In October 1878, laborers gathered in Frederiksted to demand higher wages and better working conditions. Although it was initially a peaceful gathering, the crowd began to become violent after rumors circulated, including a rumor that a laborer had been hospitalized, but was mistreated and died in police custody. The rioters threw stones and the Danish soldiers retaliated with gunfire. As violence escalated, the soldiers barricaded themselves inside a fort. Unable to scale the gates to access the fort, the rioters turned their focus on the town and began looting the town, using torches to burn many buildings and plantations.
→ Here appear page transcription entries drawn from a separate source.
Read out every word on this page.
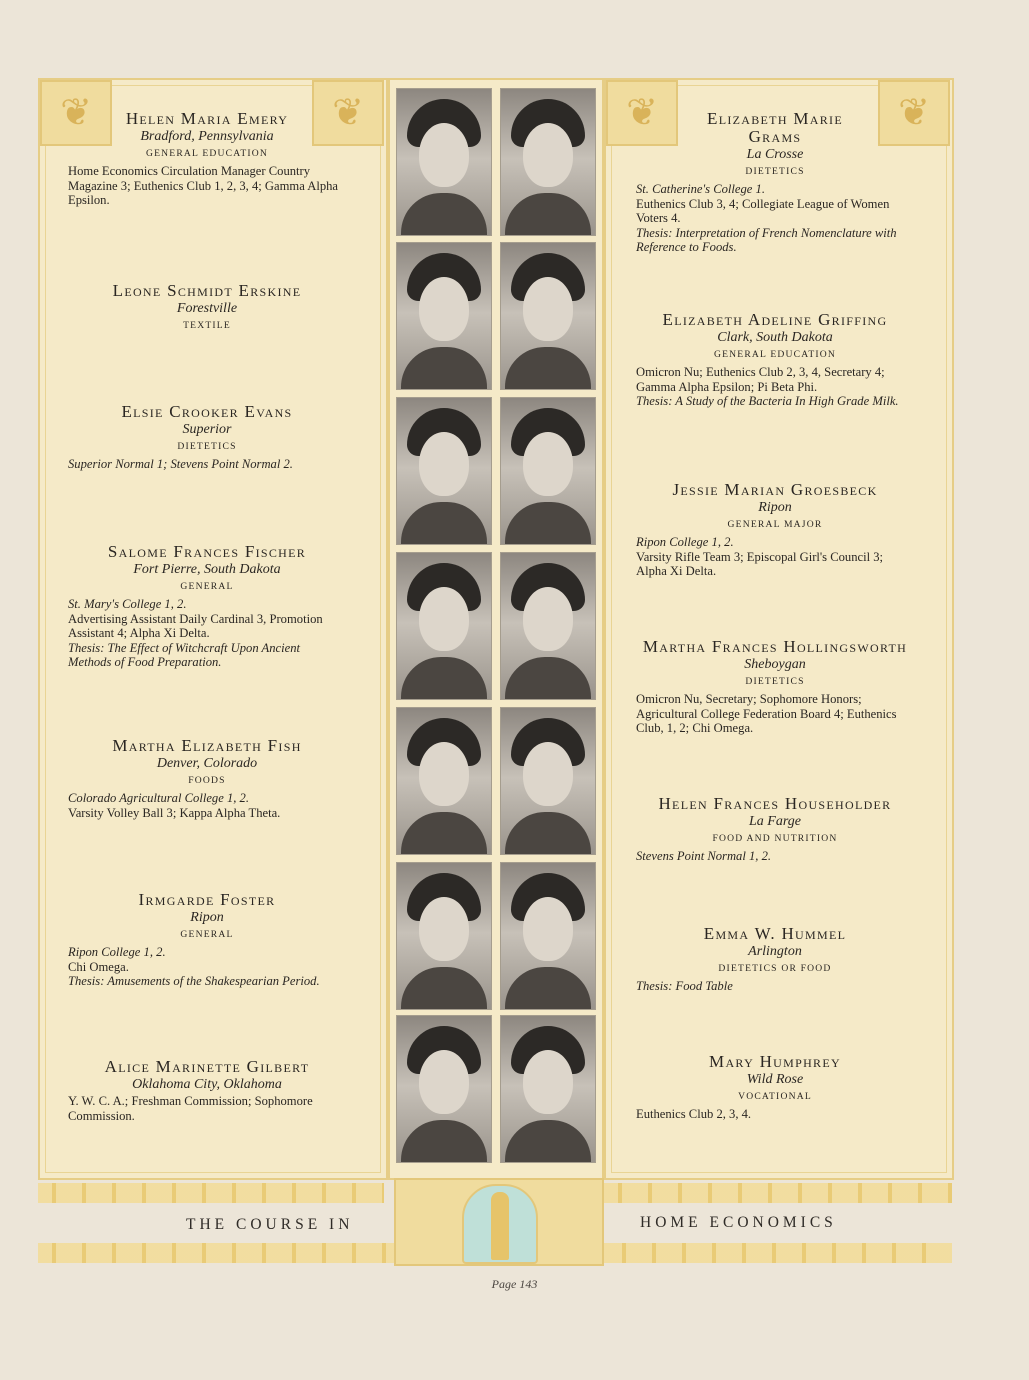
❦	❦	❦	❦
Helen Maria Emery
Bradford, Pennsylvania
GENERAL EDUCATION
Home Economics Circulation Manager Country Magazine 3; Euthenics Club 1, 2, 3, 4; Gamma Alpha Epsilon.
Leone Schmidt Erskine
Forestville
TEXTILE
Elsie Crooker Evans
Superior
DIETETICS
Superior Normal 1; Stevens Point Normal 2.
Salome Frances Fischer
Fort Pierre, South Dakota
GENERAL
St. Mary's College 1, 2.
Advertising Assistant Daily Cardinal 3, Promotion Assistant 4; Alpha Xi Delta.
Thesis: The Effect of Witchcraft Upon Ancient Methods of Food Preparation.
Martha Elizabeth Fish
Denver, Colorado
FOODS
Colorado Agricultural College 1, 2.
Varsity Volley Ball 3; Kappa Alpha Theta.
Irmgarde Foster
Ripon
GENERAL
Ripon College 1, 2.
Chi Omega.
Thesis: Amusements of the Shakespearian Period.
Alice Marinette Gilbert
Oklahoma City, Oklahoma
Y. W. C. A.; Freshman Commission; Sophomore Commission.
Elizabeth Marie Grams
La Crosse
DIETETICS
St. Catherine's College 1.
Euthenics Club 3, 4; Collegiate League of Women Voters 4.
Thesis: Interpretation of French Nomenclature with Reference to Foods.
Elizabeth Adeline Griffing
Clark, South Dakota
GENERAL EDUCATION
Omicron Nu; Euthenics Club 2, 3, 4, Secretary 4; Gamma Alpha Epsilon; Pi Beta Phi.
Thesis: A Study of the Bacteria In High Grade Milk.
Jessie Marian Groesbeck
Ripon
GENERAL MAJOR
Ripon College 1, 2.
Varsity Rifle Team 3; Episcopal Girl's Council 3; Alpha Xi Delta.
Martha Frances Hollingsworth
Sheboygan
DIETETICS
Omicron Nu, Secretary; Sophomore Honors; Agricultural College Federation Board 4; Euthenics Club, 1, 2; Chi Omega.
Helen Frances Householder
La Farge
FOOD AND NUTRITION
Stevens Point Normal 1, 2.
Emma W. Hummel
Arlington
DIETETICS OR FOOD
Thesis: Food Table
Mary Humphrey
Wild Rose
VOCATIONAL
Euthenics Club 2, 3, 4.
THE COURSE IN	HOME ECONOMICS
Page 143
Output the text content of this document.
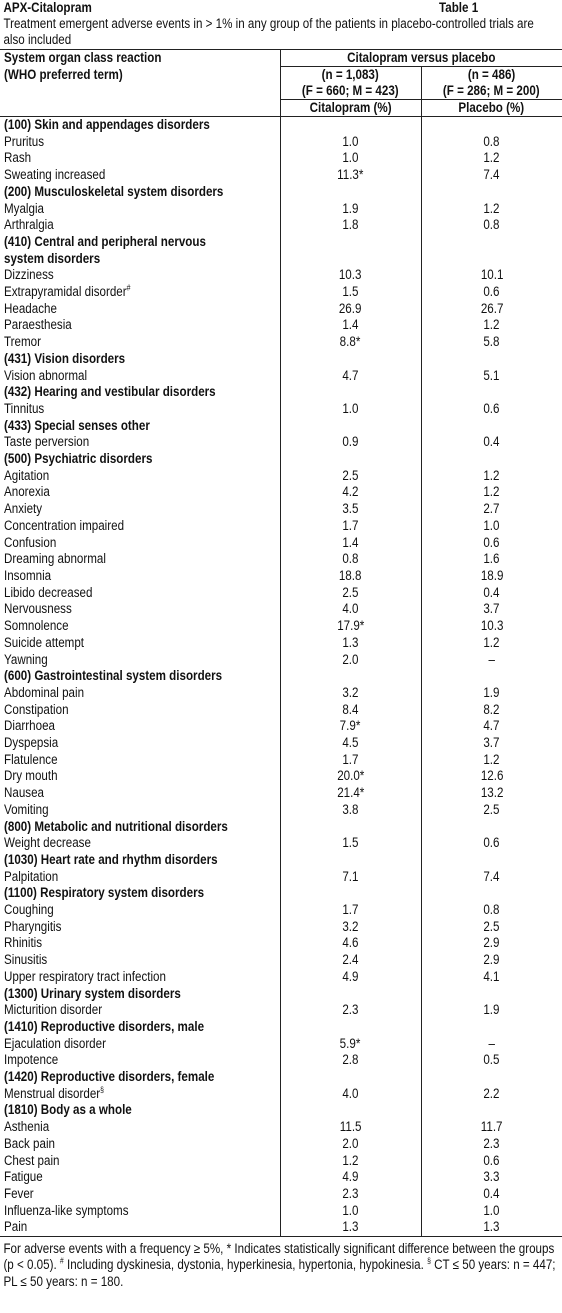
APX-Citalopram	Table 1
Treatment emergent adverse events in > 1% in any group of the patients in placebo-controlled trials are also included
System organ class reaction	Citalopram versus placebo	
(WHO preferred term)	(n = 1,083)	(n = 486)
	(F = 660; M = 423)	(F = 286; M = 200)
	Citalopram (%)	Placebo (%)
(100) Skin and appendages disorders		
Pruritus	1.0	0.8
Rash	1.0	1.2
Sweating increased	11.3*	7.4
(200) Musculoskeletal system disorders		
Myalgia	1.9	1.2
Arthralgia	1.8	0.8
(410) Central and peripheral nervous		
system disorders		
Dizziness	10.3	10.1
Extrapyramidal disorder#	1.5	0.6
Headache	26.9	26.7
Paraesthesia	1.4	1.2
Tremor	8.8*	5.8
(431) Vision disorders		
Vision abnormal	4.7	5.1
(432) Hearing and vestibular disorders		
Tinnitus	1.0	0.6
(433) Special senses other		
Taste perversion	0.9	0.4
(500) Psychiatric disorders		
Agitation	2.5	1.2
Anorexia	4.2	1.2
Anxiety	3.5	2.7
Concentration impaired	1.7	1.0
Confusion	1.4	0.6
Dreaming abnormal	0.8	1.6
Insomnia	18.8	18.9
Libido decreased	2.5	0.4
Nervousness	4.0	3.7
Somnolence	17.9*	10.3
Suicide attempt	1.3	1.2
Yawning	2.0	–
(600) Gastrointestinal system disorders		
Abdominal pain	3.2	1.9
Constipation	8.4	8.2
Diarrhoea	7.9*	4.7
Dyspepsia	4.5	3.7
Flatulence	1.7	1.2
Dry mouth	20.0*	12.6
Nausea	21.4*	13.2
Vomiting	3.8	2.5
(800) Metabolic and nutritional disorders		
Weight decrease	1.5	0.6
(1030) Heart rate and rhythm disorders		
Palpitation	7.1	7.4
(1100) Respiratory system disorders		
Coughing	1.7	0.8
Pharyngitis	3.2	2.5
Rhinitis	4.6	2.9
Sinusitis	2.4	2.9
Upper respiratory tract infection	4.9	4.1
(1300) Urinary system disorders		
Micturition disorder	2.3	1.9
(1410) Reproductive disorders, male		
Ejaculation disorder	5.9*	–
Impotence	2.8	0.5
(1420) Reproductive disorders, female		
Menstrual disorder§	4.0	2.2
(1810) Body as a whole		
Asthenia	11.5	11.7
Back pain	2.0	2.3
Chest pain	1.2	0.6
Fatigue	4.9	3.3
Fever	2.3	0.4
Influenza-like symptoms	1.0	1.0
Pain	1.3	1.3
For adverse events with a frequency ≥ 5%, * Indicates statistically significant difference between the groups (p < 0.05). # Including dyskinesia, dystonia, hyperkinesia, hypertonia, hypokinesia. § CT ≤ 50 years: n = 447; PL ≤ 50 years: n = 180.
“The Uprising has been suppressed…” Telegram sent to the Danish Government / Photo: John Lee, The National Museum of Denmark

On October 4, British, French, and American warships arrived and offered to help stop the riot. However, Governor Garde was confident he and his men had the situation under control, and turned the ships away, though some soldiers borrowed guns from the British ships. The next day, the Governor ordered all laborers to return to their plantations or be declared “rebels.” Laborers were forbidden from leaving their plantations without written permission from the plantation owner. By mid-October, the riot had died down and peace was returning to the islands.

Among the leaders of the rebellions were several women – “Queen Mary” Thomas, “Queen Agnes” Salomon, and “Queen Mathilda” McBean – who became known as “Queens of the Fireburn.” More research uncovered the name of a fourth “queen,” Susanna Abramsen, who was known as “Bottom Belly.” All them were arrested and served part of their sentence in the Christianhavn women’s prison in Copenhagen in the 1880s. You can find out more about the three Queens here. There is even a folk song about Queen Mary that is still sung today:


“Queen Mary” was not a saint:

The best known of the three queens was Queen Mary, who had been part of the rebellion in many places. She had become somewhat intoxicated and had shouted that those who did not want to be part of the rebellion were to be decapitated. She was also very active in vandalism and arson on the plantations. She was given a death sentence for looting and arson. When she arrived in 1882 at the women’s prison in Christianshavn in Copenhagen, she brought only a ring and a few earrings. She was about 40 years old and had three children, although she was unwed. She had previously been punished for mistreating one of her children and for theft. Like the other two queens, Mary served her sentence in the women’s prison until 1887, when they were sent back to Christiansted to serve out the remainder of their sentences.

The West Indies has statues of the three women, and one of the main roads on St. Croix is today called Queen Mary Highway. And now Denmark joins them in honoring “Queen Mary.”